One external study has concluded that the CAP could just as well be paid from national budgets as the EU budget in terms of its European added-value. (For the study go here) This study seems to have influenced the viewpoint of EU Budget Commissioner Dalia Grybauskaité. She told Agra Focus that there will be massive poltical pressure for the EU to concentrate its policy spending after 2013 on areas where there is a genuine added-value at EU level, e.g., a common policy on energy or climate change.
The Commissioner described 1st pillar CAP funding as ‘generally the largest and most costly EU policy which, under each reform has got more and more expensive and less and less efficient’. She also questioned whether agriculture policy is still a ‘common policy’. When the EU was created there were questions of hunger.

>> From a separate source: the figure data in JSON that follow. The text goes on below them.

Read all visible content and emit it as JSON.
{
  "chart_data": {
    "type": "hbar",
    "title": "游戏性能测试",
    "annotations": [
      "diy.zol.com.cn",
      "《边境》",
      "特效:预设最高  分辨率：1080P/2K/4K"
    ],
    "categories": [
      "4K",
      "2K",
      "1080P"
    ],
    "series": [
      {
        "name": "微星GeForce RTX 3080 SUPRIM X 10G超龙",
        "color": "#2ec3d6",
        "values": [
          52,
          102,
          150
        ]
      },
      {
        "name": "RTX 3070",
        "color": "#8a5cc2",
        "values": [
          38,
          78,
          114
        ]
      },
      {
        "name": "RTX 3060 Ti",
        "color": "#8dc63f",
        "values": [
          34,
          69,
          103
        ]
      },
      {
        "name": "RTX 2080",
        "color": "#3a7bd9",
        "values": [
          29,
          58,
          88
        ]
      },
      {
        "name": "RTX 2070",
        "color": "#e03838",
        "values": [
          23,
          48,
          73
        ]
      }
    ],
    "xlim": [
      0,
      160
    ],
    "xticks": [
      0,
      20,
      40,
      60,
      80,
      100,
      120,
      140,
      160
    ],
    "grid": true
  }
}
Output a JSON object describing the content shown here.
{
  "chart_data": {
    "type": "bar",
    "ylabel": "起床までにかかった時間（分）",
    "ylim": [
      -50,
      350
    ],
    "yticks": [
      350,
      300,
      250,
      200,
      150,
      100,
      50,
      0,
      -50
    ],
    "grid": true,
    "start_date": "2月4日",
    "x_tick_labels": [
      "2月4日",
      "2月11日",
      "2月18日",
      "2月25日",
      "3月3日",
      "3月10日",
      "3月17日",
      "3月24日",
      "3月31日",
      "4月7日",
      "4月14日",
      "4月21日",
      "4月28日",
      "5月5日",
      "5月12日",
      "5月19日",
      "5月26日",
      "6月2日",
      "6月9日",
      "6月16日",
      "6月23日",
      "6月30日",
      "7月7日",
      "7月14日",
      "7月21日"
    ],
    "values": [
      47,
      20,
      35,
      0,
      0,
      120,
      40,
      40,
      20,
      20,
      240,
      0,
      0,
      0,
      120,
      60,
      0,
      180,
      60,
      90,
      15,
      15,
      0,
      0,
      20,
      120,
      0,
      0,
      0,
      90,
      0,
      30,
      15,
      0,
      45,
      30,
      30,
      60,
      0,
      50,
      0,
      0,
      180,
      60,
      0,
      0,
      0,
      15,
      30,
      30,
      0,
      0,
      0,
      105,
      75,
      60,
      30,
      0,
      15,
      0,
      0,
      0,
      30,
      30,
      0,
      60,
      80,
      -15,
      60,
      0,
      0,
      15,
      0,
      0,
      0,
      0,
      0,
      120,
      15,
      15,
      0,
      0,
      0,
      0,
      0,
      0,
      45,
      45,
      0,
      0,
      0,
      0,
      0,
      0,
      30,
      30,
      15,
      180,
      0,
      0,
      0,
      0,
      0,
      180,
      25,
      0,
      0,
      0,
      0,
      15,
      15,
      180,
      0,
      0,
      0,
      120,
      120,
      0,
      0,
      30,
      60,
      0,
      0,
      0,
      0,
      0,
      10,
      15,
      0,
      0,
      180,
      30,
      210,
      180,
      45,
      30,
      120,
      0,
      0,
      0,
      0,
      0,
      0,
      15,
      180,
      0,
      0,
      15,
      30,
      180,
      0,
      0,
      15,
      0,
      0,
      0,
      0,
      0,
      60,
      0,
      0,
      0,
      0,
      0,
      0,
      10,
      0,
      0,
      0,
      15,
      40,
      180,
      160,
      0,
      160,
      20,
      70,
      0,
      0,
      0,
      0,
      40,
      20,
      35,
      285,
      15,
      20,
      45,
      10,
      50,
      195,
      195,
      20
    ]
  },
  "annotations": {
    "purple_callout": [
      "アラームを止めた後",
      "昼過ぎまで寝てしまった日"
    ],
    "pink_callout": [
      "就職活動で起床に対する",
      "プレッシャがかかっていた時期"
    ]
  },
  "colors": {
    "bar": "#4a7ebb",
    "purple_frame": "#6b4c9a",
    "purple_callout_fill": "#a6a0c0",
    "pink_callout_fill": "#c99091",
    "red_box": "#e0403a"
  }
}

But that has changed and ‘we are now fighting with over production and with price crises for food and agricultural products’.
Another argument for co-funding – which already happens in the new member states – is the casual attitude she has witnessed from some member states to various EU-funded projects – as demonstrated by poor controls and the likely increase in sums received under the ‘clearance of accounts’ procedure. As soon as national/regional funds are involved, the relevant authorities are more focussed and responsible for an efficient use of public money, she argued.